# Sorting NumPy Arrays

In [None]:
# Imports required but not shown in the video lecture.
import numpy

from numpy import argsort, array, linspace, searchsorted, sort
from numpy.random import rand

In [None]:
print numpy.__version__

This workbook looks at the various sorting methods form NumPy arrays.  We'll concentrate on sorting numeric (or scalar arrays) and leave structured arrays to a separate discussion. There are several sorting tools to be aware of.  The primary functions to be aware of are [`sort`](http://docs.scipy.org/doc/numpy/reference/generated/numpy.sort.html#numpy.sort), [`argsort`](http://docs.scipy.org/doc/numpy/reference/generated/numpy.argsort.html#numpy.argsort), and [`searchsorted`](http://docs.scipy.org/doc/numpy/reference/generated/numpy.searchsorted.html#numpy.searchsorted).  Their are also method versions of each of these on NumPy arrays.  The [`sort`](http://docs.scipy.org/doc/numpy/reference/generated/numpy.ndarray.sort.html?highlight=sort#numpy.ndarray.sort) method is useful for inplace sorting of array values.

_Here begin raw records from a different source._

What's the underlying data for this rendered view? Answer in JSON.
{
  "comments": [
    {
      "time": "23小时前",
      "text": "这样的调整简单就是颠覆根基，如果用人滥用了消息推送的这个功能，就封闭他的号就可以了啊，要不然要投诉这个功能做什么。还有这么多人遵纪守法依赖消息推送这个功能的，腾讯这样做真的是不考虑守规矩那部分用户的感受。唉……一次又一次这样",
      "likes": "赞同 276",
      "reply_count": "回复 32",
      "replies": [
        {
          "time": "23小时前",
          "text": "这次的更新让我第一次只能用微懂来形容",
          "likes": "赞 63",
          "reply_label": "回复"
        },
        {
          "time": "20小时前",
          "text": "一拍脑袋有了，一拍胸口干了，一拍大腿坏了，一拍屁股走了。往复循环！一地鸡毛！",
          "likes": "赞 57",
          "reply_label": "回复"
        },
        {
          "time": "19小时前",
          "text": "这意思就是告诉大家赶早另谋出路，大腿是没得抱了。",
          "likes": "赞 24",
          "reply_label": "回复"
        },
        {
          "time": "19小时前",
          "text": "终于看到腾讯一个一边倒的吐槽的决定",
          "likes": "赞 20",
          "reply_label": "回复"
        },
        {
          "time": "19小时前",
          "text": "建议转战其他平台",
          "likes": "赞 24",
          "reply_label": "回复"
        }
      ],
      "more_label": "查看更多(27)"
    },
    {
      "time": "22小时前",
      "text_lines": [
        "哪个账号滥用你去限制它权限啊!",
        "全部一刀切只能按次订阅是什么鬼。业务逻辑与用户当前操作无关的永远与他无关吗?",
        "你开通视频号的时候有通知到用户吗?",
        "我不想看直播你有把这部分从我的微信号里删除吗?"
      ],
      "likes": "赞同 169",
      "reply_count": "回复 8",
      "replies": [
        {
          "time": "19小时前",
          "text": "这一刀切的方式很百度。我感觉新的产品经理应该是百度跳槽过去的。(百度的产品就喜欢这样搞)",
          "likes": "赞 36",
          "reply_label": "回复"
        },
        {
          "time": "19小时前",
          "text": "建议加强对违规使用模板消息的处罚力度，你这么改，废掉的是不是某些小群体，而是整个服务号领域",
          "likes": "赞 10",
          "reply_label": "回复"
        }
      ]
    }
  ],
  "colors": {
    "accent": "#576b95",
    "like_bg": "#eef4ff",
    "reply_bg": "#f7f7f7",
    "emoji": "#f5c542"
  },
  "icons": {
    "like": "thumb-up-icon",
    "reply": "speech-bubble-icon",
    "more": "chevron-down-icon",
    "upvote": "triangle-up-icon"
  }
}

Briefly, `sort` is useful for ordering the values of an array, `argsort` is useful for ordering the indices that would make an arrays values sorted, and `searchsorted` is used to find where values in one array would fall within another sorted array.  We'll show examples of each. 

## sort and argsort

In [None]:
# We'll start with a couple of related arrays.  The first has the 
# names of several children, and the second has their weights.
names = array(['bob', 'sue', 'jan', 'ed'])
weights = array([ 20.8,  93.2,  53.4, 61.8])

In [None]:
# Return a new array with weights in order.
sort(weights)

In [None]:
# Use argsort to get the sorted indices order.
ordered_indices = argsort(weights)
ordered_indices

In [None]:
# You can use fancy indexing to access the values of a in order.
weights[ordered_indices]

In [None]:
# And, you can use ordered_indices to order the children's names 
# in ascending order of weight.  This is a *very* useful feature.
names[ordered_indices]

In [None]:
# Sort a 'inplace' using the sort method
a = array([2.3, 1.2, 4.5, 3.1])
a.sort()
a

In [None]:
# Let's look at a 2D array.  By default each of the rows is independently sorted.
a = array([[.2, .1, .5],
           [.4, .8, .3],
           [.9, .6, .7]])
sort(a)

In [None]:
# Or, you can have the columns independently sorted.
sort(a, axis=0)

In [None]:
# argsort has the same behavior.  Here each column the sorted indices in it.
argsort(a, axis=0)

## searchsorted

`searchsorted(sorted, values)` is used for finding where items in values would fall in the `sorted` array.  Although, it is not the fastest approach, it could be used for histogramming. 

In [None]:
# Create an ordered list of numbers.
sorted = linspace(0,1,5)
sorted

In [None]:
values = array([.1, .8, .3, .12, .5, .25])
# Now find which index each number in values would inserted before in the 
# bins array.  Note that numbers equivalent to an entry in bins are inserted 
# before that number.  In this case, .25 is inserted at index 1.
searchsorted(sorted, values)

One good use case for this is, given a sorted set of numbers, imagine you want to find out the indices that demark values within a certain range.  You could do this with the following.

In [None]:
data = rand(100)
data.sort()
bounds = .4, .6
low_index, high_index = searchsorted(data, bounds)
# This should extract the values between .4 and .6
data[low_index:high_index]

## Sorting speed for 2D arrays

When sorting a 2D array, you are always sorting along a particular axis.  Here we explore the sorting of a 1000x1000 array of random floating point values.  This section explores the trade-offs between data layout and sorting algorithm choice in terms of speed.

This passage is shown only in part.